Questo disco è il primo resoconto di ciò che i Minerva vogliono raccontare e suonare, “qui è dentro di te il viaggio più incredibile, qui dentro di te chilometri e chilometri” come è detto nel testo di Faso Bisfaso. Un viaggio nell’entroterra del loro mondo musicale, trascritto in 12 canzoni che dimostrano da parte della band la conoscenza del rock e la voglia di sperimentarne le declinazioni: l’indie è di certo la nota prevalente, ma in alcune tracks riconoscerete sfumature vintage/boogie (come in Via), o nervosamente punk (ad esempio in Carrozza 3), o anche più malinconiche e blues (in America). Come un treno in corsa, tutte le tracce accelerano per poi improvvisamente rallentare e viceversa, in un continuo (s)cambio di ritmi e scale, per rappresentare la velocità con la quale dentro di noi si modificano i confini di un pensiero o di una emozione.

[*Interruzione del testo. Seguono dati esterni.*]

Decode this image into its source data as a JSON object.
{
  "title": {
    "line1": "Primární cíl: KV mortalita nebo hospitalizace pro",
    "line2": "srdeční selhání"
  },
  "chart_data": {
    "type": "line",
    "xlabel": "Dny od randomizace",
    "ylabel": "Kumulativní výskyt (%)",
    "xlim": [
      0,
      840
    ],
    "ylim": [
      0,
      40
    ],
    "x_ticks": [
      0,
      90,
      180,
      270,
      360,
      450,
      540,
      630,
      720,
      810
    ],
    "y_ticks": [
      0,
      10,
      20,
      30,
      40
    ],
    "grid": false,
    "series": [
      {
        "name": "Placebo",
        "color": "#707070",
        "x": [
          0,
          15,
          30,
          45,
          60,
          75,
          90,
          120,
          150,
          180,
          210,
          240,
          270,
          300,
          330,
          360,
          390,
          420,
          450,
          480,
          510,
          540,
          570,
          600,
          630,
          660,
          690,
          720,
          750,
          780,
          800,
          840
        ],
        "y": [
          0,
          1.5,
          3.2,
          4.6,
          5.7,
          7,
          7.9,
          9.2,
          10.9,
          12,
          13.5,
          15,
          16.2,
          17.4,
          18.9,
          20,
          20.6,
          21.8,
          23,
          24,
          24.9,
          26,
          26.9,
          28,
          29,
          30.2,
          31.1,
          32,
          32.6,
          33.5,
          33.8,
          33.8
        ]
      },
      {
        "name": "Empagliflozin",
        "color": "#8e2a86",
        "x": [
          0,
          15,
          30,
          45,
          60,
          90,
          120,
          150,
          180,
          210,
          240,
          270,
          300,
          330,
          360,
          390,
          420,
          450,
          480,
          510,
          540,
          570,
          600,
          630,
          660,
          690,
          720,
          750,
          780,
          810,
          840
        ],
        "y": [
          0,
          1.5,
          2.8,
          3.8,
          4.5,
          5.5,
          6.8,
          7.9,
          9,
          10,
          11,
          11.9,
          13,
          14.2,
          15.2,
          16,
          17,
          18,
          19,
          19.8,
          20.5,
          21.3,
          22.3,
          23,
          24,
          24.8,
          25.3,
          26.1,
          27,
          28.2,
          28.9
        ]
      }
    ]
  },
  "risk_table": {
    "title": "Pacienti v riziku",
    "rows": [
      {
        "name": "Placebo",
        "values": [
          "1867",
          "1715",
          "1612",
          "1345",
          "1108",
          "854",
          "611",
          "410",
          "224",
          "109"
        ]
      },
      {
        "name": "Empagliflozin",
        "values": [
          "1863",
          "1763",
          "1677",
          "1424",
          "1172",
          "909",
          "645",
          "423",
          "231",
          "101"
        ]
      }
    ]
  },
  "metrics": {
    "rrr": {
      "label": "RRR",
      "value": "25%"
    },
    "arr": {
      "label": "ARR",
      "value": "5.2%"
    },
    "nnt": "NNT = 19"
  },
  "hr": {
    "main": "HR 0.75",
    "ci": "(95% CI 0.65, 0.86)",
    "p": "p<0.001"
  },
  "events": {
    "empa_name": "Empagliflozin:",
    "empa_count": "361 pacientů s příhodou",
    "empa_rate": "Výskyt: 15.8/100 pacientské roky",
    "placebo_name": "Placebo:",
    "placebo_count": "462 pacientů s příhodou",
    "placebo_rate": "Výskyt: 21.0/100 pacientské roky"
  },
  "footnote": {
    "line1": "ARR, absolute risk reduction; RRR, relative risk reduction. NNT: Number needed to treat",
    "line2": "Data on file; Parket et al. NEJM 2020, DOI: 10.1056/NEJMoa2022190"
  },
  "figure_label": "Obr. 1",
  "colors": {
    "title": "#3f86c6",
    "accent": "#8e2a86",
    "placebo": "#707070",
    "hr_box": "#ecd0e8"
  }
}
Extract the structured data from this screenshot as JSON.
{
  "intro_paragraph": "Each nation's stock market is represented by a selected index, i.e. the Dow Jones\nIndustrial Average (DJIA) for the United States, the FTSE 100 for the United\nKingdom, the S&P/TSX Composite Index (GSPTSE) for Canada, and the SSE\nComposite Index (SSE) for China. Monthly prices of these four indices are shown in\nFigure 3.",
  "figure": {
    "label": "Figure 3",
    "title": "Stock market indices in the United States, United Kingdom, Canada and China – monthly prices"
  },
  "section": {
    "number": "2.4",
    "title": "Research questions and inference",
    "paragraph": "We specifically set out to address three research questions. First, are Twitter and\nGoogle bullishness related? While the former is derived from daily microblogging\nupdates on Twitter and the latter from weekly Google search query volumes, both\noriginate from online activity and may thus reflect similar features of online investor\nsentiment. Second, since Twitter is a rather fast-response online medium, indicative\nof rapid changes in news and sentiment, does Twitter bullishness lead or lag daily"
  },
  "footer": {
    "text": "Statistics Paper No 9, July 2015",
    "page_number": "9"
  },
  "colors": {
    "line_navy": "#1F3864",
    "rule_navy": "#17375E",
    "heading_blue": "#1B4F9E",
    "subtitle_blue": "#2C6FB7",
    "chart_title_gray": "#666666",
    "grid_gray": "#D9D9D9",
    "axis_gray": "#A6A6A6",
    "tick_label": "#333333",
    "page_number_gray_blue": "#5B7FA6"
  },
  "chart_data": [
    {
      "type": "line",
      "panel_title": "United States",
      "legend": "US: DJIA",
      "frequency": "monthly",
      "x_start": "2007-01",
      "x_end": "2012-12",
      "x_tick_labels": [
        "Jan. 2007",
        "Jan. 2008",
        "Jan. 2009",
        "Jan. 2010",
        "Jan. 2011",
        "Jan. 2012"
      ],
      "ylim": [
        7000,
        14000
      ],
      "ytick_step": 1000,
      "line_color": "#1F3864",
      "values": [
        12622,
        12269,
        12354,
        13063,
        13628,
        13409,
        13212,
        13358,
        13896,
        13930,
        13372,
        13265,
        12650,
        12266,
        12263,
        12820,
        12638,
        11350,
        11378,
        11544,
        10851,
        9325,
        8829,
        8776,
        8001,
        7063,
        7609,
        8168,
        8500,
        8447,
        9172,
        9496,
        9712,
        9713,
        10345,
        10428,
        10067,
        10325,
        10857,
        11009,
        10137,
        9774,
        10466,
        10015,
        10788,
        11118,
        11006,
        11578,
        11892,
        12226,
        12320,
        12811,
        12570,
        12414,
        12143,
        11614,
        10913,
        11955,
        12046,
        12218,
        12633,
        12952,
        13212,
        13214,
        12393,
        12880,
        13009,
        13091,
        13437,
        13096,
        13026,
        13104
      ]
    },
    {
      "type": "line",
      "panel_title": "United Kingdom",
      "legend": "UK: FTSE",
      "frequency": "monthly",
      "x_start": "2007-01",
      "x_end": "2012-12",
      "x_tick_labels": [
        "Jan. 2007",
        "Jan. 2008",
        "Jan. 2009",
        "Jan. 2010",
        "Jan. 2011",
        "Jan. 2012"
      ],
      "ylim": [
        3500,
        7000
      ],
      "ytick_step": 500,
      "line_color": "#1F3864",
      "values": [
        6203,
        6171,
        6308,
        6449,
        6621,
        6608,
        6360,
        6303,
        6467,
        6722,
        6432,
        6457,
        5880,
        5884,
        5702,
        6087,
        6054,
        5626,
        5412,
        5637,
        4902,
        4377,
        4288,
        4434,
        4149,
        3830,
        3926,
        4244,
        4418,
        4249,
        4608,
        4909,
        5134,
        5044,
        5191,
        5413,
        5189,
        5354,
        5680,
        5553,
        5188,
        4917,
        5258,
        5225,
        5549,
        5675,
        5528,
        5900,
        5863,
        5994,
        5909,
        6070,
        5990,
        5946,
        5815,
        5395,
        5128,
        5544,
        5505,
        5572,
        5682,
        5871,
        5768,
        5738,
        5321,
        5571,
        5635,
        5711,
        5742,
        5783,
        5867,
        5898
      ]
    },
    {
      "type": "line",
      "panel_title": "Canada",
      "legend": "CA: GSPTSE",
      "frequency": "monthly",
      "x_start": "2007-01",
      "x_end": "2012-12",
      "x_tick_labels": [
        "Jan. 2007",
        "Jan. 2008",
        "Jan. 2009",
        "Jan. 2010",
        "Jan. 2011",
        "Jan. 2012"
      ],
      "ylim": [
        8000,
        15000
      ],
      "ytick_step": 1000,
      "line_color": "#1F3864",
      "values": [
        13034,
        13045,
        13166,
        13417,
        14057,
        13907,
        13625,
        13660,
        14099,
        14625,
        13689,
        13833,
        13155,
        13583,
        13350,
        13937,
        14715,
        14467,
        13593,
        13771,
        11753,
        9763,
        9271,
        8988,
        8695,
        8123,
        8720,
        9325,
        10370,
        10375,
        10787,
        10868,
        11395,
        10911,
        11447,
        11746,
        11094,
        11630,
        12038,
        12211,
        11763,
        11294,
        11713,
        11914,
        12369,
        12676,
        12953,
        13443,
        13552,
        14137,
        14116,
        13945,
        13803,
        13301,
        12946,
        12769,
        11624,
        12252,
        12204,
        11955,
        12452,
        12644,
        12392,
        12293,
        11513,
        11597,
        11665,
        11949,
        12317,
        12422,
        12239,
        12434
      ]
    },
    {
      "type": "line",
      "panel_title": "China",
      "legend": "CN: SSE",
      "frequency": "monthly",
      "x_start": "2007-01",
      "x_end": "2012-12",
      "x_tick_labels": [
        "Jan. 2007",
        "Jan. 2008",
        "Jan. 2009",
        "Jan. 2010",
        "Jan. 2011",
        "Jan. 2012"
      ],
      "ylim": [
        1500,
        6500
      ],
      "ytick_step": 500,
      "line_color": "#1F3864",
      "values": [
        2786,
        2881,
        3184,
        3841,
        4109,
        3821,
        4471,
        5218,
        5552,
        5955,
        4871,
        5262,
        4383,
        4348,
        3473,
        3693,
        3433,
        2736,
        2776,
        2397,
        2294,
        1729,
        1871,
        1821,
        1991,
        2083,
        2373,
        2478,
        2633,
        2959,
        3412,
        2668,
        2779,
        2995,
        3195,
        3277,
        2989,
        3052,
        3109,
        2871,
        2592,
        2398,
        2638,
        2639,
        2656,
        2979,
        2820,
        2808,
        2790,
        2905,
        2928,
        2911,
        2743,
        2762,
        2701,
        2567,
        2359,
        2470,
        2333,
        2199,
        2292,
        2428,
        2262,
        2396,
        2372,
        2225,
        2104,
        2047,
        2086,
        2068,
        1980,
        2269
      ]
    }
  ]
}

Nonostante l’album sia ricco, non solo dal punto di vista quantitativo ma anche qualitativo, qualche punto rimane irrisolto e mette una distanza con l’ascoltatore: l’avvicendarsi di ritmi differenti crea paradossalmente una sensazione di ripetitività, e di conseguenza se ne smarrisce il significato, così come alcuni testi allusivi faticano a combaciare con la schiettezza del rock.

Dopo aver superato la boa del debutto sul mercato, ora dai Minerva (già vincitori al Mei grazie al singolo “Amanite”) ci si può aspettare tranquillamente originalità ed idee che al momento ancora non hanno trovato piena espressione.